The Sri Lankan breakfast is similar to the English breakfast in that it is complete, memorable and unbeatable. With one main serving of a bread-type dish surrounded by curries and sambols, the Sri Lankan breakfast has become a major attraction when visiting the island. It is not difficult to find a good Sri Lankan breakfast, most hotels serve it and if not, there are plenty of restaurants that do too.
What’s included in the Sri Lankan breakfast
Sri Lankan breakfast comes in combinations, there are the simple versions and more complicated ones comprising lots of different dishes. The combination is usually a kind of doughy dish made with rice flour or coconut flour, this is used to scoop the other dishes with. These can be either rotti, pol rotti, hoppers, egg hoppers, or string hoppers. Sometimes there is also red heirloom rice. Sri Lankans eat with their hands but they will provide cutlery just in case you aren’t willing to try it their way.
Hoppers are a type of pancake made from rice flour and coconut milk. They can either be prepared plain or with a fried egg in the middle. String hoppers are made with rice flour and pressed through a hopper press to make a sort of nest. Then they are arranged on hopper mats and steamed.

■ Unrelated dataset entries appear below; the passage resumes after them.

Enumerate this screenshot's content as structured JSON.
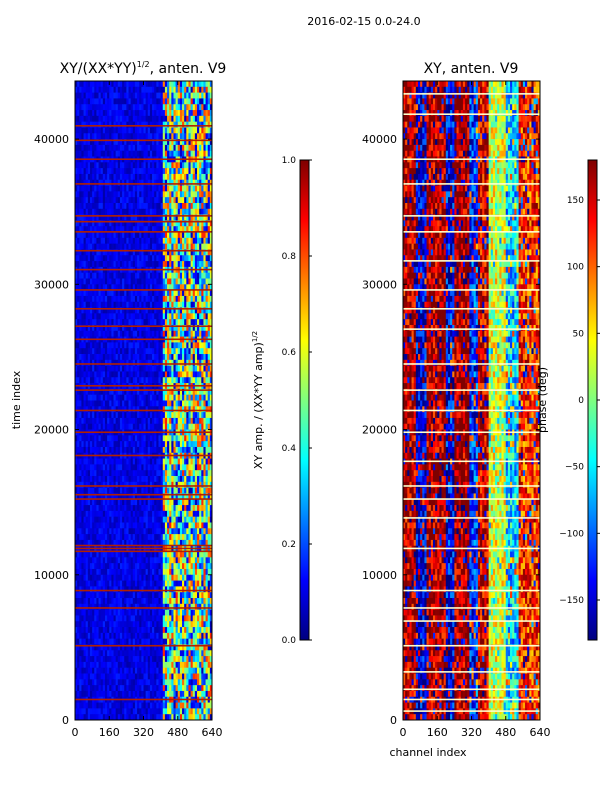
{
  "figure": {
    "suptitle": "2016-02-15 0.0-24.0"
  },
  "colors": {
    "jet_stops": [
      "#00007f",
      "#0000ff",
      "#007fff",
      "#00ffff",
      "#7fff7f",
      "#ffff00",
      "#ff7f00",
      "#ff0000",
      "#7f0000"
    ],
    "background": "#ffffff",
    "axis": "#000000"
  },
  "chart_data": [
    {
      "type": "heatmap",
      "title": "XY/(XX*YY)",
      "title_power": "1/2",
      "title_suffix": ", anten. V9",
      "xlabel": "",
      "ylabel": "time index",
      "xlim": [
        0,
        640
      ],
      "ylim": [
        0,
        44000
      ],
      "xticks": [
        0,
        160,
        320,
        480,
        640
      ],
      "xtick_labels": [
        "0",
        "160",
        "320",
        "480",
        "640"
      ],
      "yticks": [
        0,
        10000,
        20000,
        30000,
        40000
      ],
      "ytick_labels": [
        "0",
        "10000",
        "20000",
        "30000",
        "40000"
      ],
      "value_range": [
        0.0,
        1.0
      ],
      "colorbar": {
        "label": "XY amp. / (XX*YY amp)",
        "label_power": "1/2",
        "range": [
          0.0,
          1.0
        ],
        "ticks": [
          0.0,
          0.2,
          0.4,
          0.6,
          0.8,
          1.0
        ],
        "tick_labels": [
          "0.0",
          "0.2",
          "0.4",
          "0.6",
          "0.8",
          "1.0"
        ]
      },
      "regions": [
        {
          "x_range": [
            0,
            400
          ],
          "description": "low amplitude",
          "typical_value": 0.1
        },
        {
          "x_range": [
            410,
            640
          ],
          "description": "mixed amplitude",
          "typical_value": 0.45
        }
      ],
      "flagged_rows": [
        1400,
        5100,
        7700,
        8900,
        11600,
        11800,
        12000,
        15200,
        15500,
        16100,
        18200,
        19800,
        21300,
        22700,
        23000,
        24500,
        26200,
        27100,
        28300,
        29600,
        31000,
        32300,
        33600,
        34300,
        34700,
        36900,
        38600,
        39900,
        40900
      ]
    },
    {
      "type": "heatmap",
      "title": "XY, anten. V9",
      "xlabel": "channel index",
      "ylabel": "",
      "xlim": [
        0,
        640
      ],
      "ylim": [
        0,
        44000
      ],
      "xticks": [
        0,
        160,
        320,
        480,
        640
      ],
      "xtick_labels": [
        "0",
        "160",
        "320",
        "480",
        "640"
      ],
      "yticks": [
        0,
        10000,
        20000,
        30000,
        40000
      ],
      "ytick_labels": [
        "0",
        "10000",
        "20000",
        "30000",
        "40000"
      ],
      "value_range": [
        -180,
        180
      ],
      "colorbar": {
        "label": "phase (deg)",
        "range": [
          -180,
          180
        ],
        "ticks": [
          -150,
          -100,
          -50,
          0,
          50,
          100,
          150
        ],
        "tick_labels": [
          "−150",
          "−100",
          "−50",
          "0",
          "50",
          "100",
          "150"
        ]
      },
      "bands": [
        {
          "x_range": [
            0,
            60
          ],
          "typical_value": 160
        },
        {
          "x_range": [
            60,
            110
          ],
          "typical_value": -150
        },
        {
          "x_range": [
            110,
            200
          ],
          "typical_value": 165
        },
        {
          "x_range": [
            200,
            240
          ],
          "typical_value": -140
        },
        {
          "x_range": [
            240,
            310
          ],
          "typical_value": 170
        },
        {
          "x_range": [
            310,
            350
          ],
          "typical_value": -120
        },
        {
          "x_range": [
            350,
            400
          ],
          "typical_value": 150
        },
        {
          "x_range": [
            400,
            480
          ],
          "typical_value": 30
        },
        {
          "x_range": [
            480,
            540
          ],
          "typical_value": -60
        },
        {
          "x_range": [
            540,
            640
          ],
          "typical_value": 120
        }
      ],
      "flagged_rows": [
        600,
        1400,
        2100,
        3300,
        5100,
        6800,
        7700,
        8900,
        11800,
        13900,
        15200,
        16100,
        17800,
        19800,
        21300,
        22700,
        24500,
        26900,
        28300,
        29600,
        31600,
        33600,
        34700,
        36900,
        38600,
        41700,
        43100
      ]
    }
  ]
}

Dahl is a type of curry made with orange lentils, sri lankan spices and coconut milk. It is the staple of every Sri Lankan breakfast and sometimes also lunch and dinner. Depending on the cook, dahl curry can be prepared runny or thick. The idea is that it’s to be scooped with the doughy bread, (the rotti or hopper).
Apart from the breads and the dahl, a Sri Lankan breakfast will almost certainly include another type of curry, either potato, chicken or sometimes even fish curry. Potato curry is a soupy kind of curry with lots of coconut milk and soft potato chunks. Chicken and fish curries are served in the Sri Lankan style which is a bit drier than Indian curry but with no less spice. These are also meant to be scooped with the breads or eaten by hand.
Sambols is a type of side dish that is eaten along with any meal in Sri Lanka. The most common sambol is pol sambol, prepared with grated coconut and plenty of chili. Another kind of sambol commonly eaten with hoppers or egg hoppers is seeni sambol, a caramelized onion concoction with lots of chili. Another favorite is passion fruit leaf sambol, which is made of leaves cut up quite small mixed with grated coconut. Last but not least are katta sambol and luni miris sambol which are both made from chilies of different kinds.